Penyakit Minamata Bawaan
Menurut
para ahli yang tergabung dalam tim peneliti penyakit Minamata dari Universitas
Kumamoto, untuk menentukan gejala yang diidap pasien dari awal cukup sulit,
karena perubahan yang terjadi pada pada pasien membutuhkan waktu yang cukup
lama, namu jika gejala itu sudah nampak dan dan terlihat secara fisik, maka
perubahan yang terjadi pada pasien akan begitu cepat terlihat. Jika yang menderita adalah seorang pasangan
yang akan mempunyai anak, maka pada seorang ibu yang sudah terkontiminasi
merkuri melalui makanan yang ia konsumsi juga akan berpengaruh pada janin yang
ada dalam kandungannya. Ketika bayi itu lahir, biasanya secara fisik bayi yang
dilahirkan tersebut mempunyai fisik yang tidak normal. Oleh sebab itulah, penyakit
yang diakibatkan oleh polusi atau pencemaran ini sangat berbahaya bagi
kehidupan manusia dan kehidupan makhluk hidup lain.
Arah Kebijakan Pemerintah Jepang
Setelah Tragedi Minamata
Pengusutan
kasus tragedi Minamata ini cukup panjang, sejak awal mula ditemukan secara
resmi tahun 1956 dan baru bisa diperadilkan sekitar tahun 1970-an. Itu pun
dengan berbagai dorongan dan desakan dunia internasional supaya kasus tersebut
di usut secara tuntas.

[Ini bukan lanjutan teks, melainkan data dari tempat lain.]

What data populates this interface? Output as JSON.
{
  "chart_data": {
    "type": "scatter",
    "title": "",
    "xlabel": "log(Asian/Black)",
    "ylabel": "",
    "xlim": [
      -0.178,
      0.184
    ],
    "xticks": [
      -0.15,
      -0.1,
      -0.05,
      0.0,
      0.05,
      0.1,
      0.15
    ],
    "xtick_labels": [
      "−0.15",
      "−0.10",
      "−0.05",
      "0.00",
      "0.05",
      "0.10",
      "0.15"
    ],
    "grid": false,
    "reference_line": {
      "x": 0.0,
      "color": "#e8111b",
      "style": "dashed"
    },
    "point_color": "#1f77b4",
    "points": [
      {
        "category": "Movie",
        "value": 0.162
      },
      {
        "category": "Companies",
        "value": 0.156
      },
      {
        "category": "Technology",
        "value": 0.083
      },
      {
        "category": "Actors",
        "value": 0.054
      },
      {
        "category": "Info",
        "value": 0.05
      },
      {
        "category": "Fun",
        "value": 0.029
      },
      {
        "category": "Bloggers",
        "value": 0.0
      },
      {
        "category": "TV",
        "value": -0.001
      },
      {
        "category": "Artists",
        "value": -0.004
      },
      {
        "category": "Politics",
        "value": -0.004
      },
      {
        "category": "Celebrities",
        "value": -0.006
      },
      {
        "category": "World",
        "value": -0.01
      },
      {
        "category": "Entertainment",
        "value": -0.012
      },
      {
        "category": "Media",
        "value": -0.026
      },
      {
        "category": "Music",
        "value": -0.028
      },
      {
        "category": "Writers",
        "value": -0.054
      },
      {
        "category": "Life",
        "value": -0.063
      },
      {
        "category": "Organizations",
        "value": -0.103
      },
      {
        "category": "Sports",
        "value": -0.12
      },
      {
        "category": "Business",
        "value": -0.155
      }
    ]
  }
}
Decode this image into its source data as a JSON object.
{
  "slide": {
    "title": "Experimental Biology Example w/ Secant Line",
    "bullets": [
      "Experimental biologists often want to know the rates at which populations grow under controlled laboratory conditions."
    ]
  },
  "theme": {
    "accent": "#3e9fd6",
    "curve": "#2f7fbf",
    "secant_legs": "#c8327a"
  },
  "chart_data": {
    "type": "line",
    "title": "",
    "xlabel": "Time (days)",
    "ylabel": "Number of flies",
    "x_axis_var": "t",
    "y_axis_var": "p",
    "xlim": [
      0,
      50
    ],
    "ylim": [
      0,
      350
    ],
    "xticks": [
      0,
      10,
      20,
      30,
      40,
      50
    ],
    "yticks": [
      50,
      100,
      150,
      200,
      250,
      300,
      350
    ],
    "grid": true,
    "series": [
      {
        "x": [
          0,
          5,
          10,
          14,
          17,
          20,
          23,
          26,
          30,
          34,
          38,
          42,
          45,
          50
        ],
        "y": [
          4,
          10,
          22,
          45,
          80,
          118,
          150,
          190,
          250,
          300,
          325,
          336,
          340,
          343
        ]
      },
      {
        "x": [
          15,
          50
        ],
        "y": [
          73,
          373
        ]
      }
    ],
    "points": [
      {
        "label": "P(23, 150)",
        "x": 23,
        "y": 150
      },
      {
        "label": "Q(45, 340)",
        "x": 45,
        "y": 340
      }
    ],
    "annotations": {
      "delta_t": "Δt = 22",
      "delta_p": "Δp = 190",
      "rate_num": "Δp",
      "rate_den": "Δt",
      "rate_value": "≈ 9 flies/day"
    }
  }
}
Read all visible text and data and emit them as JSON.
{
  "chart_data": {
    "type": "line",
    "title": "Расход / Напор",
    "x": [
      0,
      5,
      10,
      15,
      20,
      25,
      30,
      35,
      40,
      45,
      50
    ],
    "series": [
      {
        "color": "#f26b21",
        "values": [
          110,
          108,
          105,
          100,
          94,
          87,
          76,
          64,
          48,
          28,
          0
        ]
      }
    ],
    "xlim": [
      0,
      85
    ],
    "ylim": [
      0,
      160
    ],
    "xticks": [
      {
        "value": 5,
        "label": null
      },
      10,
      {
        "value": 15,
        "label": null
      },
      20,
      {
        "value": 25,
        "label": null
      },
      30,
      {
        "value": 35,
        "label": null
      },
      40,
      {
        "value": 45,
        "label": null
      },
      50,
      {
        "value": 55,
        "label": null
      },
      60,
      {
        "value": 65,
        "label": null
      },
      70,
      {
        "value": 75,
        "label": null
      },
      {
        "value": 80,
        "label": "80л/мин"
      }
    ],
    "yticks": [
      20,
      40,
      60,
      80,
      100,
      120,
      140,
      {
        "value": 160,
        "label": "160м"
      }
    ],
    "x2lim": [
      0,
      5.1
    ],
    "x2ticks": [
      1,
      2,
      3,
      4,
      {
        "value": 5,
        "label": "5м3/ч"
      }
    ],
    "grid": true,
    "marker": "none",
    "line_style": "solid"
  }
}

Setelah peristiwa tersebut, pemerintah Jepang menerapkan
kebijakan baru untuk aktivitas industrialisasi dan melakukan pengawasan dan
kontrol yang sangat ketat tentang pembuangan limbah industri yang dapat
berdampak pada pencemaran lingkungan. Serta menindak dengan tegas apabila masih
ada perusahaan yang masih nakal dan mengabaikan kebijakan pemerintah tersebut,
dan meminta industri-industri yang menggunakan air raksa dan merkuri untuk bahan
baku produksinya, untuk diganti dengan dengan bahan baku lain yang lebih aman
bagi kesehatan dan lingkungan disekitarnya, supaya kejadian tragedi Minamata
ini tidak terjadi lagi di Jepang.
Dengan
diberlakukan kebijakan tersebut, saat ini Teluk Minamata menjadi teluk
terbersih dan aman bagi kehidupan manusia dan ekosistem didalamnya. Begitu pula
untuk kawasan-kawasan industri lain di Jepang, yang lebih mengedepankan
teknologi ramah lingkungan untuk pengembangan industrinya.
[1] Sebuah
revew buku Tragedi Minamata karya Harada Masazumi
[2] Mulai
dari teori Thallium, teori Selenium, Teori Mangan, dan teori kontaminasi ganda
yang mulanya dicurigai sebagai penyeban penyakit Minamata.